Andre v. Brumaire

In a consolidated paternity proceeding pursuant to Family Court Act article 5, the father appeals from an order of the Family Court, Suffolk County (Dounias, J.), entered July 17, 2001, which denied his objections to an order of the same court (Lynaugh, H.E.), entered January 3, 2001, which, after a hearing, directed him to pay $1,500 per month in child support, and $250 per month in child support arrears for the subject children.

Ordered that the order is affirmed, with costs.

Contrary to the father’s contentions, the hearing examiner’s support order was not erroneously based upon income imputed to him from an apartment building that he previously, but no longer owns, or upon any of his other past business ventures. Rather, the hearing examiner based the support order “solely upon [the father’s] reported rental income” on his 1999 tax return, which was derived from rents collected from the remaining building that he owned. We note that the hearing examiner properly discredited the father’s attempt to deduct depreciation from his rental income, as this is not an actual expense and has no bearing on his ability to provide support *356for his children (see Matter of Calabrese v Johnston, 274 AD2d 971; Haas v Haas, 265 AD2d 887; Matter ofMireille J. v Ernst F.J., 220 AD2d 503).

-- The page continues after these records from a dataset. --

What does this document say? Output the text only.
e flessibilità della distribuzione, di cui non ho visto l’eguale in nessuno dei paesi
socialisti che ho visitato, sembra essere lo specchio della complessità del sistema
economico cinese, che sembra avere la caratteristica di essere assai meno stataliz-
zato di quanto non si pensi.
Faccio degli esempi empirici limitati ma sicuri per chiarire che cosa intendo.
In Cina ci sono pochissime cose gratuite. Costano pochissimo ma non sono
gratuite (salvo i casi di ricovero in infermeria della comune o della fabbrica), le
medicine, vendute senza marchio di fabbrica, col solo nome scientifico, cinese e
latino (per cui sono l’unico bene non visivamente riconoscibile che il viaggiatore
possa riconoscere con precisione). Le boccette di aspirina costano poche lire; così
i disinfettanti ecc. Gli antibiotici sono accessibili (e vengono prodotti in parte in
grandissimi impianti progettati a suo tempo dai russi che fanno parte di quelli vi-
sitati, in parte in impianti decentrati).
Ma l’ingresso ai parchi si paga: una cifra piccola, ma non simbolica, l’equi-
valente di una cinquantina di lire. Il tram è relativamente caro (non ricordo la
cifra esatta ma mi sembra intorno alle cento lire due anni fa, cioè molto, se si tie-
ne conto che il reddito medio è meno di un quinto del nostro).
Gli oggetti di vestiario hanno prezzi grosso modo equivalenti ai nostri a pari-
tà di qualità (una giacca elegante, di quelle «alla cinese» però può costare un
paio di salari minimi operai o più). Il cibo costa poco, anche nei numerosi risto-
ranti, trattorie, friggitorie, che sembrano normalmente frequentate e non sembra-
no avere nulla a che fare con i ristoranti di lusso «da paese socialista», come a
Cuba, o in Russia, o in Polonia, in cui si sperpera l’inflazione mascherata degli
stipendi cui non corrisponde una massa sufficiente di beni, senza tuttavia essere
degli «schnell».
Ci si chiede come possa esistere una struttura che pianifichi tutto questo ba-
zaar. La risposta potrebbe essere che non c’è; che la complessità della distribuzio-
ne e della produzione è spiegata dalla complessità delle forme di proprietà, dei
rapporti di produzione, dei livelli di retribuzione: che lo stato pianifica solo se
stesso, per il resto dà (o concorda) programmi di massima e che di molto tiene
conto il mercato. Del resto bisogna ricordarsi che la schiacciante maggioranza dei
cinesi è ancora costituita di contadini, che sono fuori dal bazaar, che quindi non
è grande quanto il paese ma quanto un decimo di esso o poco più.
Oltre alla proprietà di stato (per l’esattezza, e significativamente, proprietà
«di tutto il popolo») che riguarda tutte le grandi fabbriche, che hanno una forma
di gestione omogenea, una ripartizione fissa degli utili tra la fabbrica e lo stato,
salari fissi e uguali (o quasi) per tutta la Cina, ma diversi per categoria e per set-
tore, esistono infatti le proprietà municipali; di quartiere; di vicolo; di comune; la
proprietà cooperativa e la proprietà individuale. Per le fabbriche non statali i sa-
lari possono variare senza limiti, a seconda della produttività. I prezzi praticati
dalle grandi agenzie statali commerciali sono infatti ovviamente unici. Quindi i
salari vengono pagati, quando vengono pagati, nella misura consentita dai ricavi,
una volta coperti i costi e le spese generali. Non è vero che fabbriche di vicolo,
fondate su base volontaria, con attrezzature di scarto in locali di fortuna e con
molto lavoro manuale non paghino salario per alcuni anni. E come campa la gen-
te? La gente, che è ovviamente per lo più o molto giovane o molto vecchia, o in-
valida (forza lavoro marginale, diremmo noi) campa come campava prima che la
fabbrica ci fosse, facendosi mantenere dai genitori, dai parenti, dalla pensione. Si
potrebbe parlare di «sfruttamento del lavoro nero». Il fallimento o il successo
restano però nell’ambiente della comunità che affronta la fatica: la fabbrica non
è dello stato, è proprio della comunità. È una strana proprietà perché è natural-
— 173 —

Moreover, in light of the father’s admission that the majority of the tenants of that building paid their rent in cash, the hearing examiner providently exercised her discretion in imputing income to the father beyond the amounts reported in his tax return (see Matter of Scomello v Scomello, 260 AD2d 483, 484; Graziano v Graziano, 285 AD2d 488; Matter of Graves v Smith, 284 AD2d 332, 333).

The parties submitted little documentary evidence. Thus, the determination of the hearing examiner was based largely upon her assessment of the parties’ credibility (see Matter of Grant v Grant, 265 AD2d 19, 22-23; Matter of Andre v Warren, 192 AD2d 491). Such determinations are best made by the hearing examiner, who had a first-hand opportunity to see and hear the witnesses (see Matter of Cattell v Cattell, 254 AD2d 357; Matter of Rolle v Murphy, 254 AD2d 285; Matter of Tyler v Minott, 206 AD2d 537, 538). Inasmuch as the hearing examiner’s determinations were supported by the record, they were properly sustained by the Family Court over the father’s objections (see Matter of Musumeci v Musumeci, 295 AD2d 516; Matter of Ferraro v Nash, 293 AD2d 538, 539; Matter of Doyle v Doyle, 230 AD2d 795, 796).

The hearing examiner correctly calculated the father’s support obligation, as the noncustodial parent, without calculating the mother’s obligation. In this case, the father’s obligation is essentially the same regardless of the income of the custodial mother (see Besharov, Practice Commentaries, McKinney’s Cons Laws of NY, Book 29A, Family Ct Act § 413, at 96). Indeed, notwithstanding the absence of documentary proof of the mother’s income, her testimony established that her annual income was of $20,828. That figure, when added to the father’s total annual income, which is $62,086.97, yields a combined income of $82,914.97. The parties’ combined basic support obligation for their three children, based on the statutory percentage of 29% is $24,045.34 (see Family Ct Act § 413 [1] [b] [3] [iii]). The mother’s income is approximately 25% of that of the father. Thus, her proportionate share of support is $6,011.33, leaving the father’s 75% share at $18,034.01. This amount is essentially what the hearing examiner found, attributing an annual support obligation of $18,000 to the father, excluding arrears.

The father’s remaining contentions are without merit. Feuerstein, J.P., S. Miller, Friedmann and Cozier, JJ., concur.